Dr Sotiris Moschoyiannis, Associate Professor in Complex Systems at the University of Surrey’s Centre for Cyber Security, who led this research study, said: “Attackers rarely come through the front door anymore. They probe, adapt and escalate in ways that traditional defences simply weren’t designed to handle.

“What TwinGuard demonstrates is that mobile networks can learn to recognise these behaviours as they unfold, and respond accordingly, rather than relying on pre-defined rules. That shift is essential if we want future 6G networked systems to be resilient and remain dependable in the face of increasingly agile threats.”

Unusual activity can be difficult to spot because today’s 5G networks are built from many different components working together. Hackers often hide their movements by mimicking normal traffic or escalating slowly over time.
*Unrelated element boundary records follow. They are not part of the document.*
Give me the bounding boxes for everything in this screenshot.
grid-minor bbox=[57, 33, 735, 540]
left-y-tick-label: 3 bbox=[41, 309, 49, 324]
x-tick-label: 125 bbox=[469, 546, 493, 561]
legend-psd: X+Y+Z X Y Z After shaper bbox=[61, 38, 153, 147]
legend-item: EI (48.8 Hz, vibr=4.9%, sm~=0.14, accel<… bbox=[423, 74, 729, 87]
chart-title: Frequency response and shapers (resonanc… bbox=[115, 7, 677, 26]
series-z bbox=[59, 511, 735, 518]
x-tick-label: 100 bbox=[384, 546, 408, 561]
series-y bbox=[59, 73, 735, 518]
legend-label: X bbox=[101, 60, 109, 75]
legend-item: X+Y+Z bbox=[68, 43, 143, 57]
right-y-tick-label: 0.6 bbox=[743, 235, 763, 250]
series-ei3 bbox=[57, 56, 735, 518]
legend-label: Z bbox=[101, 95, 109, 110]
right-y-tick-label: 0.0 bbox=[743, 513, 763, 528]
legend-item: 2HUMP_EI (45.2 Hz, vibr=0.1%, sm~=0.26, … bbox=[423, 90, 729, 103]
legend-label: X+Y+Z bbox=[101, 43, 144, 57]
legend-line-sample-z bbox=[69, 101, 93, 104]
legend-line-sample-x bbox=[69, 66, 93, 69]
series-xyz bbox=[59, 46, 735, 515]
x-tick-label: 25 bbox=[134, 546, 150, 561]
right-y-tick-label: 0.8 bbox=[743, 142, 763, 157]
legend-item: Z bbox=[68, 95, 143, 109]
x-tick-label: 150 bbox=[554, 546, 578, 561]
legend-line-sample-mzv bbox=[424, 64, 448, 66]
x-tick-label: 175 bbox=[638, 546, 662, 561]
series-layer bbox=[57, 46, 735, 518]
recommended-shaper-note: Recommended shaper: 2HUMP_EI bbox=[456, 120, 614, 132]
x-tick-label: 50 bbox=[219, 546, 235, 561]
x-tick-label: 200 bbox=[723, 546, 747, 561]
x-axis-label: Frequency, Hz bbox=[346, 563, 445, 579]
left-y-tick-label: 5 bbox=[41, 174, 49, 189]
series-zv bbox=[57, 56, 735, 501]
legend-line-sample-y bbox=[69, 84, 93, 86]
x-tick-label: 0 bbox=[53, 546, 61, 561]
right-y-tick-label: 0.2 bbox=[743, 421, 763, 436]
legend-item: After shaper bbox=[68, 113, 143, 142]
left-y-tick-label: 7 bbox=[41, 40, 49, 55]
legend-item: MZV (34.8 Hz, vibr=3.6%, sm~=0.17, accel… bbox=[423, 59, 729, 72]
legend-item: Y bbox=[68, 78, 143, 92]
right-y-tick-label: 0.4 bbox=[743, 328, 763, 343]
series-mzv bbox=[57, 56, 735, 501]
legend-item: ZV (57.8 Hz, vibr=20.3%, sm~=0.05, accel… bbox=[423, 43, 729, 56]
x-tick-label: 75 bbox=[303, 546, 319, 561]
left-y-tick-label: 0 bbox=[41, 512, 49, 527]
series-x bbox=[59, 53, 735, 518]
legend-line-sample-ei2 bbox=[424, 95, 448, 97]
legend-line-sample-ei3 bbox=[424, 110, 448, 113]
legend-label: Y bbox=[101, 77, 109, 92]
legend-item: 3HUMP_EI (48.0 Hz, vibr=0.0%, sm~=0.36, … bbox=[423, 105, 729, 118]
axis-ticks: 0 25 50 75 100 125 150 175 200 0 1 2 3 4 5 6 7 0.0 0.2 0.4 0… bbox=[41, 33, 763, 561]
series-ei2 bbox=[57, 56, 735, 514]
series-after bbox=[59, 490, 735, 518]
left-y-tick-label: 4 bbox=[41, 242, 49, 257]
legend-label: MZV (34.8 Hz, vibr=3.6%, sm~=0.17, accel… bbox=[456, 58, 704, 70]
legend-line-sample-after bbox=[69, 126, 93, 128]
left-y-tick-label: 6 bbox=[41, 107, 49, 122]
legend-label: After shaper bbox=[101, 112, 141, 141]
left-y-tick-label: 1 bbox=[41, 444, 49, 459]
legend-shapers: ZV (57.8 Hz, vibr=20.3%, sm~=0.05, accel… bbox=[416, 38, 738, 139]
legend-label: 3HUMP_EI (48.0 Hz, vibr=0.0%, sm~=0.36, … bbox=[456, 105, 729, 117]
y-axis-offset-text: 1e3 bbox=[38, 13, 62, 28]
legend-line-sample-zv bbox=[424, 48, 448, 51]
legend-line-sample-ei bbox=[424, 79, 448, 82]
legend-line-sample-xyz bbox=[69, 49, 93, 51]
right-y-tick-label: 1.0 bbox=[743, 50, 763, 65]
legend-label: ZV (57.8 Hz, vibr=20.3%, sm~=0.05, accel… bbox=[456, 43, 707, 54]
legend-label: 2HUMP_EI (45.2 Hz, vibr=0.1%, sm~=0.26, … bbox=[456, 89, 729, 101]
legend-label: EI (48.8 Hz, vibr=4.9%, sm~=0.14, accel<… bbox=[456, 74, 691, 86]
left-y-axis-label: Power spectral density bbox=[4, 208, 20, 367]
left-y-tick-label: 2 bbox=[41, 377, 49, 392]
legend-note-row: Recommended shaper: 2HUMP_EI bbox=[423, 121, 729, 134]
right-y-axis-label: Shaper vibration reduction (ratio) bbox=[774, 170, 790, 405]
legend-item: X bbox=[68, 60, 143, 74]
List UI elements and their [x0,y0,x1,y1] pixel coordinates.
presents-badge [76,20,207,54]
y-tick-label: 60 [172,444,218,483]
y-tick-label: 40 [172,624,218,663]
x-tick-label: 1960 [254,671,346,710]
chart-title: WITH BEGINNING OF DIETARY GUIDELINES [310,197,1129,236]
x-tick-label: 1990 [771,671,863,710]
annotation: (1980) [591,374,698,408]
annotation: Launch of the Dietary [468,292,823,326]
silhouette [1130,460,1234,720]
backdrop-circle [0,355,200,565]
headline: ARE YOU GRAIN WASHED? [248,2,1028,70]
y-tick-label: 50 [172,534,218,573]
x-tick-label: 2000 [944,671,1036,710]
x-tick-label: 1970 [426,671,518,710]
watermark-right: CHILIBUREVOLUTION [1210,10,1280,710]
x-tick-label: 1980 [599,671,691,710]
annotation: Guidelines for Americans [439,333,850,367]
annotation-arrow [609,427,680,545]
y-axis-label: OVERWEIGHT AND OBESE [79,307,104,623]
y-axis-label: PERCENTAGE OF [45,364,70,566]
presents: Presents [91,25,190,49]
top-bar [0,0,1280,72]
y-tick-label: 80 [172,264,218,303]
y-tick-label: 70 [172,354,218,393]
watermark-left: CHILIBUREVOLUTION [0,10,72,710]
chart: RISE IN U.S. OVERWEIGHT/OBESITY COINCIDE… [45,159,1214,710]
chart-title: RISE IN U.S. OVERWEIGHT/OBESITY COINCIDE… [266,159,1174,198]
With 6G expected to arrive in the early 2030s, researchers say the next generation of mobile networks will need security systems that learn behavioural patterns rather than relying on fixed warning signs.

Dr Mohammad Shojafar, Associate Professor in Network Security at the University of Surrey’s 5G/6G Innovation Centre, said: “Static, rule-based security systems simply cannot keep pace with the speed and complexity of attacks on modern 5G networks.

“Our defence framework lets the AI learn directly from a virtual copy of the live network, so it understands what ‘normal’ looks like and can spot trouble before any impact. The fact that it can shut down attacks in under a tenth of a second shows how important real-time, AI-driven defence will be for future 6G networks.”

Neha Gupta, Researcher and Developer at Surrey’s 5G/6G Innovation Centre (6GIC), who is behind the TwinGuard framework, said: “As the researcher and developer behind TwinGuard, I designed the framework to link real-time network data with an intelligent Digital Twin, enabling our reinforcement learning agent to anticipate and stop control-plane attacks in O-RAN networks in under 10 milliseconds.”

The study was initially presented at the 2025 IEEE International Conference on Trust, Security and Privacy in Computing and Communications and published in IEEE Xplore. The research team now plans to expand the framework to larger, multi-cell environments, bringing it another step closer to deployment in future 6G systems.